Perkuat Peran Koperasi terhadap Perekonomian Nasional Butuh Perjuangan Besar

JAKARTA – Memperkuat koperasi menjadi tantangan tersendiri buat pemerintahan selanjutnya, sebagai upaya meningkatkan perekonomian nasional untuk bekal menjadi negara maju. Seperti diketahui bahwa kontribusi koperasi terhadap ekonomi masih rendah.
“Penguatan koperasi harus diisi oleh orang yang paham tentang koperasi dan juga apa yang digunakan harus diperjuangkan dikarenakan penguatan badan usaha koperasi ketika ini butuh perjuangan besar,” ujar Pakar Sektor Bisnis UMKM kemudian Koperasi, Dr.Syahnan Phalipi di area Jakarta, Kamis (10/10).

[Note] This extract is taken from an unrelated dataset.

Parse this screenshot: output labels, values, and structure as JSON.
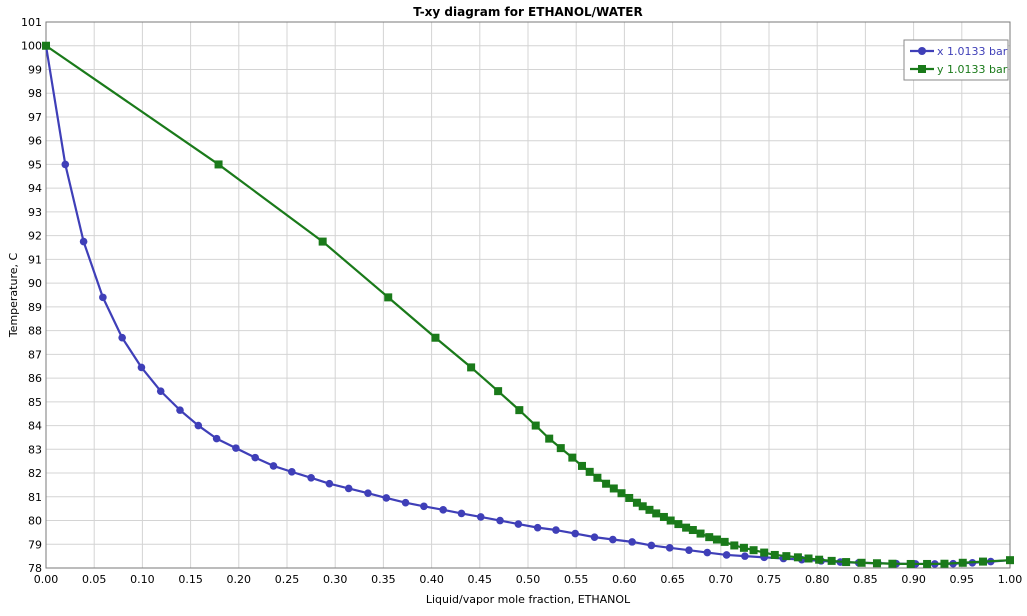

“Selama ini, pelaku UMKM serta Koperasi pada umumnya, sebenarnya sudah ada memegang kunci pertumbuhan ekonomi nasional jumlah total 62% dari keseluruhan pelaku usaha. Hal ini sangat strategis serta harus dipegang orang yang mana paham tentang Koperasi dan juga UMKM,” tambahnya.
Syahnan mengatakan, tugas pemerintahan Prabowo-Gibran sangat berat, lantaran harus mengangkat derajat Indonesia menuju negara berpendapatan tinggi, setidaknya dalam berhadapan dengan USD10.000 per kapita untuk menjadi negara maju. “Ke arah ini, dibutuhkan percepatan perkembangan sektor ekonomi sekitar 1-2 persen dari sekarang hanya saja sekitar 5%,” ucapnya.
Menurut Syahnan, Kementerian Koperasi kemudian UKM memiliki peran strategis untuk memberikan konstribusi Indonesia terlepas dari jebakan Middle Income Trap atau pendapatan kelas menengah yang tersebut sulit menjadi negara berpendapatan melawan atau negara maju.
“Indonesia harus sanggup meningkat 7%-8% untuk menuju Indoneisa Emas 2045, kemudian ini kuncinya pada sektor UMKM serta Koperasi tidak ada sekadar cuma industrial saja,” bebernya.